New Titans Will Emerge from the Seismic Shift
Knowledge has now become a mass commodity. Merely knowing how to design products is no longer an impressive feat. Knowing what the consumer wants is the genuine way to create wealth.
As it approaches the key threshold of US$1 billion in operating revenue, global anti-virus software maker Trend Micro, Inc. is easing off a bit on growth.
"You have to understand the workplace milieu, the business milieu of the client to be able to innovate," observes Hsiao Reuylin, who has compiled 22 case studies from field investigations for Trend Micro.
He uses the material from the case studies to tell stories aimed at inciting innovation.

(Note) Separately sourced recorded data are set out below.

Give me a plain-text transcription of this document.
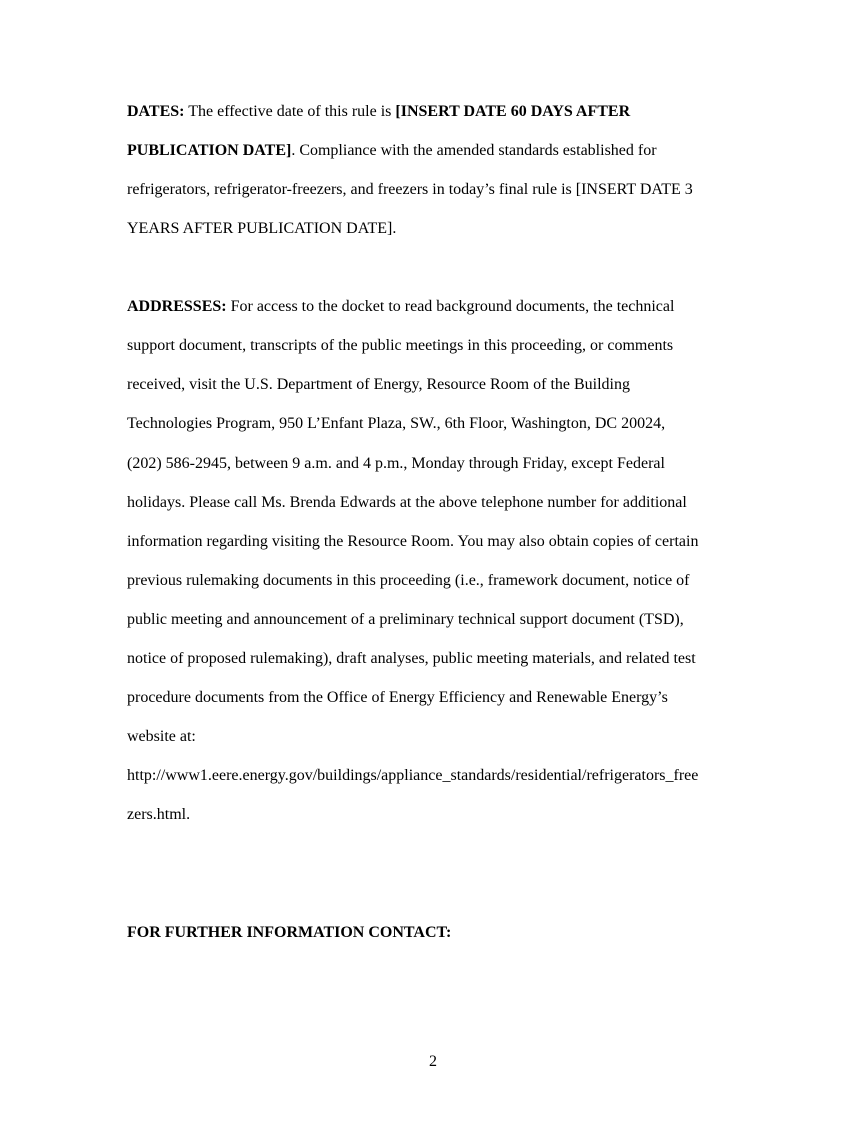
DATES: The effective date of this rule is [INSERT DATE 60 DAYS AFTER
PUBLICATION DATE]. Compliance with the amended standards established for
refrigerators, refrigerator-freezers, and freezers in today’s final rule is [INSERT DATE 3
YEARS AFTER PUBLICATION DATE].
ADDRESSES: For access to the docket to read background documents, the technical
support document, transcripts of the public meetings in this proceeding, or comments
received, visit the U.S. Department of Energy, Resource Room of the Building
Technologies Program, 950 L’Enfant Plaza, SW., 6th Floor, Washington, DC 20024,
(202) 586-2945, between 9 a.m. and 4 p.m., Monday through Friday, except Federal
holidays. Please call Ms. Brenda Edwards at the above telephone number for additional
information regarding visiting the Resource Room. You may also obtain copies of certain
previous rulemaking documents in this proceeding (i.e., framework document, notice of
public meeting and announcement of a preliminary technical support document (TSD),
notice of proposed rulemaking), draft analyses, public meeting materials, and related test
procedure documents from the Office of Energy Efficiency and Renewable Energy’s
website at:
http://www1.eere.energy.gov/buildings/appliance_standards/residential/refrigerators_free
zers.html.
FOR FURTHER INFORMATION CONTACT:
2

At noon one April day, more than 30 people gathered in Trend Micro's Dunhua South Road offices to hear six of the stories told at one go. The infectiousness of the tales also gave the ordinarily nerdy, technology-obsessed research staff a chance to conduct in-depth observations like anthropologists and draw cause-and-effect relationships like historians to come up with a number of innovative service ideas.
Taiwan's new business titans and new business paradigms will emerge from this great seismic shift. What's more, it will point the way toward the new wave in competitiveness: if you want to please the end market, you must deeply understand consumer's lives.
Faced with China's manufacturing might, the soft power that must be Taiwan's new wave of competitiveness will depend entirely on how much its businesses understand life.